I recently analyzed a new set of AI laws proposed by China, see the link here, which includes this exit-related provision (draft, English translation):
- “Article 18: When providing emotional companionship services, providers shall have convenient ways to withdraw and must not prevent users from voluntarily withdrawing. When the user requests to exit through the human-computer interface or window through buttons, keywords, etc., the service shall be stopped in a timely manner.”
This is one of the few examples at this time of explicit legal instructions about exiting from an AI chatbot.
The World We Are In
Let’s end with a big picture viewpoint.
It is incontrovertible that we are now amid a grandiose worldwide experiment when it comes to societal mental health. The experiment is that AI is being made available nationally and globally, which is either overtly or insidiously acting to provide mental health guidance of one kind or another. Doing so either at no cost or at a minimal cost. It is available anywhere and at any time, 24/7. We are all the guinea pigs in this wanton experiment.

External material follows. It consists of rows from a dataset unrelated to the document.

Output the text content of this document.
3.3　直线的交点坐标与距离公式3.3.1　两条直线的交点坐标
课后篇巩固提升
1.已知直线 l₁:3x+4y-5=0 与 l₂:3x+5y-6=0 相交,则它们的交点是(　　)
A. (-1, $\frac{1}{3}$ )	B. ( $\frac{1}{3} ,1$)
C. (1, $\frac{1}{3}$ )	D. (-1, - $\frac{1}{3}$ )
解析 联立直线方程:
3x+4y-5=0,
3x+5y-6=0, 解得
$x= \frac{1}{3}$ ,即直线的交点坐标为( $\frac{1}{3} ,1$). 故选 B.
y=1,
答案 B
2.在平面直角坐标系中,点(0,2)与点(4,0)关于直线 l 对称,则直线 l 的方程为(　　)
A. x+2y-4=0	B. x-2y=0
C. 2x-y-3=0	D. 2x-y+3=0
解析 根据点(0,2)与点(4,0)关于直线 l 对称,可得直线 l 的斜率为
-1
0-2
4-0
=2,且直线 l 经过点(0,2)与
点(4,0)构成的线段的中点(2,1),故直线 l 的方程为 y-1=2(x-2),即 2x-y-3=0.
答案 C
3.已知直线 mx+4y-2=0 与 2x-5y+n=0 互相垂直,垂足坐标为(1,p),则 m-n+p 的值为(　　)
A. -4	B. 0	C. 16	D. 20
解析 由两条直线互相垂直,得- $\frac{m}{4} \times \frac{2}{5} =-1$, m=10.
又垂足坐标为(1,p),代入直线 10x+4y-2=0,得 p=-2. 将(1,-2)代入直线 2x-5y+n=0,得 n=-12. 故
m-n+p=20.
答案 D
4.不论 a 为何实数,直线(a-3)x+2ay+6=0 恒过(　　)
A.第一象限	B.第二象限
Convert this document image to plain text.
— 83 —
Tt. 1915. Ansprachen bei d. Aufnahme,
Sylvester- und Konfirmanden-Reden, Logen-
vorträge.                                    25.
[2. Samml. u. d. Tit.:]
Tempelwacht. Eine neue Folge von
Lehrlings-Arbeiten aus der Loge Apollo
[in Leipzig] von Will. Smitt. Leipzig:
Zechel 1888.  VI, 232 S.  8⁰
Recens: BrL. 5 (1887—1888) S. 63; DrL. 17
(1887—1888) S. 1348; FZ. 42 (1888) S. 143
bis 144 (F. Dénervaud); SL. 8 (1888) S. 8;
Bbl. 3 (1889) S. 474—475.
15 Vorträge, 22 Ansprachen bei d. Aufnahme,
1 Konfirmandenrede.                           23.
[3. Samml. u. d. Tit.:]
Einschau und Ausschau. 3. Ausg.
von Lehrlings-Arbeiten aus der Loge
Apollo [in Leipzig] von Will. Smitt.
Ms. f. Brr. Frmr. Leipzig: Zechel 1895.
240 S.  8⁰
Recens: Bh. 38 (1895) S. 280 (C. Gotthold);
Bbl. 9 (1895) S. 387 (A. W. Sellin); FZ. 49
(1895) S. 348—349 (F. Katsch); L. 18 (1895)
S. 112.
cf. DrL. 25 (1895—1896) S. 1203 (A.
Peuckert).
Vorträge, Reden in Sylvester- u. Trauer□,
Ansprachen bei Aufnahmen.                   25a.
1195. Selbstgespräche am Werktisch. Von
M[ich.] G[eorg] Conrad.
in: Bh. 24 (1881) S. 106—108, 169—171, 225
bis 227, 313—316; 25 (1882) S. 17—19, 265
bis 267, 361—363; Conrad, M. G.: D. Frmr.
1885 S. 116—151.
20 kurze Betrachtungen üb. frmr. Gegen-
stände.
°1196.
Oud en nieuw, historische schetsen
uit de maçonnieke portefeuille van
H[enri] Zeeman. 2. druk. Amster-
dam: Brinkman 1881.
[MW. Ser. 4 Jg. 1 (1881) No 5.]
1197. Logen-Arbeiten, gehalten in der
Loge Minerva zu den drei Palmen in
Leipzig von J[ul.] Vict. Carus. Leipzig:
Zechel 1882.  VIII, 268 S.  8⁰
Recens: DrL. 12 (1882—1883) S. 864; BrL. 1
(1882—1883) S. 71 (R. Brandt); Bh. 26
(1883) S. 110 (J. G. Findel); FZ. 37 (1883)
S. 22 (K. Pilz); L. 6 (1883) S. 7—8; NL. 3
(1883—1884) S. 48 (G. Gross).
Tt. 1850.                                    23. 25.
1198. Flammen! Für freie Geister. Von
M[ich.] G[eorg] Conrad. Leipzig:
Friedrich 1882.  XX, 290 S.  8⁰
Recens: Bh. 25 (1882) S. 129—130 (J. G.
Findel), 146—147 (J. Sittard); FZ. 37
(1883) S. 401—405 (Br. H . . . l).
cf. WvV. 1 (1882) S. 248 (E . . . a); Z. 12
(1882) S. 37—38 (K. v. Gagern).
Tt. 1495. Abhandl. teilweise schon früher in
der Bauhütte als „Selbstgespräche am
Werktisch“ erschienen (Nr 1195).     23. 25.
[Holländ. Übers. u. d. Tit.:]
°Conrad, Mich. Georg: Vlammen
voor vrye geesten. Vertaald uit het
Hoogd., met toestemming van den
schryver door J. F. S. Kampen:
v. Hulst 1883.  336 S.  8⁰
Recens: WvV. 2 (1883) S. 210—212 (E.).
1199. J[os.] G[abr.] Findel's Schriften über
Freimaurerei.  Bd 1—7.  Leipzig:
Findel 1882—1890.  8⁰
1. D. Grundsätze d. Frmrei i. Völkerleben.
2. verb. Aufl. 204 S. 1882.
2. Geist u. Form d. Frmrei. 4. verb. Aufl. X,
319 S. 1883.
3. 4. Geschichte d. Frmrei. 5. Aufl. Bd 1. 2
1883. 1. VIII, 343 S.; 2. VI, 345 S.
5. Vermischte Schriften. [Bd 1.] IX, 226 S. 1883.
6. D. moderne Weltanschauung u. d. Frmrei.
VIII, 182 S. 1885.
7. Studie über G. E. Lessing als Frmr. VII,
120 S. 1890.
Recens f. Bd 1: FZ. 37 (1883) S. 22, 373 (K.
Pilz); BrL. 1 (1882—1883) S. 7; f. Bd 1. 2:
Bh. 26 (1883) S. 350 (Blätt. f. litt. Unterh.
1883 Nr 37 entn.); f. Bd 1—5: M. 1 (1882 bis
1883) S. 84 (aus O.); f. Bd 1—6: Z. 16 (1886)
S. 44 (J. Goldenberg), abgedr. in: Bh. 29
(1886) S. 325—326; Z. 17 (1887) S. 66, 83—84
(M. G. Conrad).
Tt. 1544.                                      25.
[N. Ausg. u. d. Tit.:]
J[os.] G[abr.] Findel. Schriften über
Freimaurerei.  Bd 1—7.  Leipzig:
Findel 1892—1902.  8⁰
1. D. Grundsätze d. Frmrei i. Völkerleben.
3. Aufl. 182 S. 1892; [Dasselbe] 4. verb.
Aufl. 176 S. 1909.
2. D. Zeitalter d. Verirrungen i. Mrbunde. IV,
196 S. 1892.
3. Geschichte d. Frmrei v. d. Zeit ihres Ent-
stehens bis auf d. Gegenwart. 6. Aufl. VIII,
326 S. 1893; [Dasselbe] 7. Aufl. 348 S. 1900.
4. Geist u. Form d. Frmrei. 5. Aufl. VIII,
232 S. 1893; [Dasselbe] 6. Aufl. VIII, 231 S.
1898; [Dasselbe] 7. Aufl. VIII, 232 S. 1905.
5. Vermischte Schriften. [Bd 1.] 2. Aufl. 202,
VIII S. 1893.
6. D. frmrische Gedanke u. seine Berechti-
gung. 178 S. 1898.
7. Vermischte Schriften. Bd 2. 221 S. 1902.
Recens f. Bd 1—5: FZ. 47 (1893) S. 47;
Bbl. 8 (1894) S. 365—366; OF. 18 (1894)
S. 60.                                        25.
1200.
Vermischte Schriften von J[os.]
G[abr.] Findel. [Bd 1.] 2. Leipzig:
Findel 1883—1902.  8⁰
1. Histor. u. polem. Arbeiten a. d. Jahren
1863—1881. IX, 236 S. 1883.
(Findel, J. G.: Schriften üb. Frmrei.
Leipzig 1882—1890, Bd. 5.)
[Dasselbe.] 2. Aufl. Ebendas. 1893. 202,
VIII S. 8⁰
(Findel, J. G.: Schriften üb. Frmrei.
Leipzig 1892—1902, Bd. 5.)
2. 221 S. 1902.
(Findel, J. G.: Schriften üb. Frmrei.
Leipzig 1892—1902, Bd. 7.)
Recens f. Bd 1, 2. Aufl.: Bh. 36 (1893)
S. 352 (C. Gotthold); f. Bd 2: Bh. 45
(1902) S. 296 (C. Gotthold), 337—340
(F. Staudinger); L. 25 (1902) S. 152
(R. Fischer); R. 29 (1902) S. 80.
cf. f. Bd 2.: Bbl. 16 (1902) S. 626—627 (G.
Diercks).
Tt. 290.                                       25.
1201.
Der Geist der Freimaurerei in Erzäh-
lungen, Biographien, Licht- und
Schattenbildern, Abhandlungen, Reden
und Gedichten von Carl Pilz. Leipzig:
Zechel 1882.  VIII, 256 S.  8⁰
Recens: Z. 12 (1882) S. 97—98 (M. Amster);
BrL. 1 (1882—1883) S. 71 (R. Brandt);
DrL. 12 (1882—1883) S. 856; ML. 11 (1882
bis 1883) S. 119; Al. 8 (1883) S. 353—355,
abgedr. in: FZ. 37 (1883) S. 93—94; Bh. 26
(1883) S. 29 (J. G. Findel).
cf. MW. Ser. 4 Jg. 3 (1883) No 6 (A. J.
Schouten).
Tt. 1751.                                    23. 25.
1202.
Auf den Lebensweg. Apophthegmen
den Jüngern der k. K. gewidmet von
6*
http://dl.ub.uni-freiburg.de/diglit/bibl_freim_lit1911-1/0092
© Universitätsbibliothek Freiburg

We need to decide whether we need new laws or can employ existing laws, or both, and stem the potential tide of adversely impacting society-wide mental health. The reason this is especially tough to consider is that AI has a dual-use effect. Just as AI can be detrimental to mental health, it can also be a huge bolstering force for mental health. A delicate tradeoff must be mindfully managed. Prevent or mitigate the downsides, and make the upsides as widely and readily available as possible.
When it comes to exiting from AI, especially when a person is in a vulnerable mental state, I am reminded of the famous line by Mark Twain that AI makers should give serious attention to: “Never miss an opportunity to shut up.” The desire to keep users active in a chat must be carefully balanced against the right time and means of ensuring that users can get out and have the AI not badger them accordingly.